If you are an epidemiologist, that is, a scientist who studies diseases and their spread throughout a population, early detection of health trends is crucial to staying ahead of an outbreak and potentially saving many lives.
In a new TED talk (and video), Harvard Professor of Medicine Nicholas Christakis, reveals how data from social network sites can be used to predict a disease outbreak–before it grows into a major health crisis.
Professors Christakis and Fowler explore the nature of social Networks (SN) and reveal the rules that govern how SNs form. Knowing these rules allows us to predict, and possibly prevent, new disease epidemics.
Professor Christakis and his colleague James Fowler spent a lot of time mapping the intricate interconnections that comprise our various social networks. Their work shows that the dynamics of SN (such as which persons in a network constitute its major nodes or “hubs”, members that are the most connected to) can be used to predict the spread of a disease within an interconnected population.
On a lighter note, the same techniques can be used to predict how “good” an idea (or even a new product) is by tracking how it spreads through a network. Of course, whether and how an idea or virus spreads through a network depends on the nature of the relationships between members of the network; members can be friends, family, co-workers, colleagues, teammates, neighbors and/or or sexual partners. Not all connections in a network are equal.

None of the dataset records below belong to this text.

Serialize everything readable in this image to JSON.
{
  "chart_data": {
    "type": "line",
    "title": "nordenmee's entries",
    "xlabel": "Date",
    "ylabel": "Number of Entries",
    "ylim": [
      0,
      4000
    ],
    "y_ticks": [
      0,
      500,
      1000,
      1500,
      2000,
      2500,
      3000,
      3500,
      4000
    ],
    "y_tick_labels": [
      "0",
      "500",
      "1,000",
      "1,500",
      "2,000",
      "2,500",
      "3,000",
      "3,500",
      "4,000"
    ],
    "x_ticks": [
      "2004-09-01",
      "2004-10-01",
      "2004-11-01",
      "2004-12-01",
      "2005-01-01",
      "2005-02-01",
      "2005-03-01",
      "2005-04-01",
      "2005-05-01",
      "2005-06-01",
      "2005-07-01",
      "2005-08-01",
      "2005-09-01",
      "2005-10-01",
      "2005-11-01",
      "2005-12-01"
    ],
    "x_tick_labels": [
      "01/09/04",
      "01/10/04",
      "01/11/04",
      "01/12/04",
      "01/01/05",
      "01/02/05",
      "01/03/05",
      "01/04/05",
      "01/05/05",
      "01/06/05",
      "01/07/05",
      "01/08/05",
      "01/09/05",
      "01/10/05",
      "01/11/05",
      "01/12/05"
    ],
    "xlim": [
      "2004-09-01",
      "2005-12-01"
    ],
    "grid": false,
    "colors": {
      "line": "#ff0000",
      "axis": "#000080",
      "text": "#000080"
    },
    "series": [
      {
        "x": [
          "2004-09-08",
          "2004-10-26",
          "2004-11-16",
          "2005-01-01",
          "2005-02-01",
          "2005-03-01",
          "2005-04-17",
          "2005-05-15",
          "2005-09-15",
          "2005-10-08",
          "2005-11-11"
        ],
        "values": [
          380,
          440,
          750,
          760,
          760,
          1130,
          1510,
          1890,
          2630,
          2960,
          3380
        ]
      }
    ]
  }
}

To learn more about this network mapping, watch the video below of Nicholas Christakis speaking on how social networks predict epidemics (article continues after the video).
Of course, network mapping is not perfect. Not every idea that initially spreads through a social network becomes dominant. In reality, ideas suddenly die out, just like germs. Chaos and stochasticity (non-determinism) play a role even in more reliable models. Nodal analysis has its limits.
Years ago, Stuart Kaufman put forth his theory of “adjacent possibilities” which holds that an idea will catch on, or be readily adopted, if it is “sufficiently adjacent” (conceptually or technically closely related) to existing ideas that currently dominate a given market, or “field of possibilities”. There may be over-lap here with social network theory: what is “adjacent” to me, is another member of my social network–someone who is socially related to me–and thus potentially influenced by me (or I by she/he). How close and connected I am to others (and thus, how alike, or “adjacent” in our thinking) will in part determine the possibility of an idea catching on.
This work by Christakis and Fowler has uncovered a remarkably accurate means of forecasting all manner of social trends. In the case of a possible influenza outbreak, the information can be used to ramp up vaccine manufacturing and distribution in a targeted fashion to the maximum number of people, well ahead of the contagion wave. This will aid what is known as herd immunity which has been demonstrated to be the best way of preventing an epidemic in a given sub-population, and so preventing its spreading to a larger population (a pandemic).
This use of social network mapping by public health officials to predict epidemiological trends seems related to ecologists using the Google Page Rank algorithm to analyze real-world food webs (another form of network) — an unexpectedly useful discovery which I write about here.
Christakis has also analyzed the spread of other behaviors through social networks, such as smoking and obesity (videos of these talks are also available on the Youtube channel).
Based upon the comments on the TED website, however, it seems there’s one thing that was not predicted: the strong concern expressed by viewers of this video for data privacy (which is a somewhat mute concern if one is posting personal data on the Web), but also, how unknown numbers of others will use it to their advantage (usually meaning for profit), or, for government monitoring of its citizens.
Data mining and usage in the Internet age is a double-edged sword. But at least, in the case of public health, it’s use could very well save countless lives.